What is a Crossbow?
A crossbow is a modified bow and arrow system. Invented by the Chinese as early as 6 B.C. for military use, it did not become popular in Europe until over a thousand years later. The crossbow has a bow attached to a stock, allowing it to remain loaded when not in use. A lever attached to the stock aides in the loading of the crossbow. When the lever is released, the arrow, or bolt, will fire.
Crossbows are deadly accurate and have a firing range longer than a traditional longbow. They are easier to operate and are the perfect weapon for those who do not have the strength to effectively pull the classic bow. The disadvantage of the crossbow is that it takes longer to load and six to seven arrows can be shot by a longbow in the minute it takes to load the crossbow.
The extended range of the crossbow explains its appeal. Compared to the longbow, which can shoot about 280 feet (255 meters), the crossbow can cover approximately 380 yards (360 meters). At tactical range, both weapons can pierce plate armor provided the arrow was correctly tempered.
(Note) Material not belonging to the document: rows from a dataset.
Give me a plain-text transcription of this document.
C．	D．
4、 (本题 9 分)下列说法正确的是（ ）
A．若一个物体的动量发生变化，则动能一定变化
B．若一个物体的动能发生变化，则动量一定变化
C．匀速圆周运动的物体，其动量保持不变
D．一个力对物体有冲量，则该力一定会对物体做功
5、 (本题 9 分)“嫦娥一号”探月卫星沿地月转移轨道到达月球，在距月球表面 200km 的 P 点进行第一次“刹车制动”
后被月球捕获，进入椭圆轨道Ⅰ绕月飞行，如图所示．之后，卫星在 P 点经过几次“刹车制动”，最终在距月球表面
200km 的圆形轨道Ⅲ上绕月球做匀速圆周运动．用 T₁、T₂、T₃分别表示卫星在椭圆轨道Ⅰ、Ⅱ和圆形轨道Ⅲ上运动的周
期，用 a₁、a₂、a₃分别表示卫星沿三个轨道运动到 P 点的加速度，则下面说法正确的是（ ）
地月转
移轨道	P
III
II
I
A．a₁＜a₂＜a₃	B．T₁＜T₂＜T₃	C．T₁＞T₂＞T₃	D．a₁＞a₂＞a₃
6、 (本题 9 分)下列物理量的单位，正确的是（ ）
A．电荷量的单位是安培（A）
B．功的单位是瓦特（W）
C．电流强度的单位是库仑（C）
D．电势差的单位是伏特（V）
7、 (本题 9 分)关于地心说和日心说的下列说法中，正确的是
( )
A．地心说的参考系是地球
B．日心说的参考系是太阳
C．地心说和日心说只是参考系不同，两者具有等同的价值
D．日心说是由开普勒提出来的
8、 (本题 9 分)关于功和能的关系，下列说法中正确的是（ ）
The Roman Army knew about the existence of crossbows, but chose to stay with the traditional longbow as the weapon of choice. It is believed that crossbows were introduced to Europe by William the Conqueror, at the Battle of Hastings, in 1066. The army of Richard I carried crossbows into the Middle East during the crusades and the crossbow was the preferred weapon for assassins of the time period. The use of crossbows spread across Britain and Europe and were used in battle until the 15th century.
After that time, they were mainly used for hunting. The use of a crossbow is still popular for hunting game and target practice. Crossbows today are made of many materials, including wood, metals and polymer plastics. Crossbows can be found in many styles and sizes from pistol grip crossbows to full size military models.
The Chinese repeating crossbow was a fast and effective asset to the rulers it served. This was very much a predecessor to the modern machine gun, complete with bolt magazines and firing multiple shots per minute.
When the English conquered Wales, they gained the important asset of Welsh Longbowmen in their army. England was well known to have employed soldiers from the surrounding Celtic nations which it subjugated, and these soldiers worked as well for the new empire as their predecessor Gauls had for the previous Roman Empire. Their advanced siege and competitive battle techniques were brought under a single command and became a strong force in the hegemony of the British island nation.
It has been argued that the victory of the British against the French at the Battle of Agincourt was a result of the superior Welsh Longbowman usage of longbows versus the Burgundian crossbows. Due to the relative speed at which the longbows could be reloaded and shot, as well as a greater number of archers, the English were able to rain arrows on the French at a much faster rate, and therefore had an easy victory.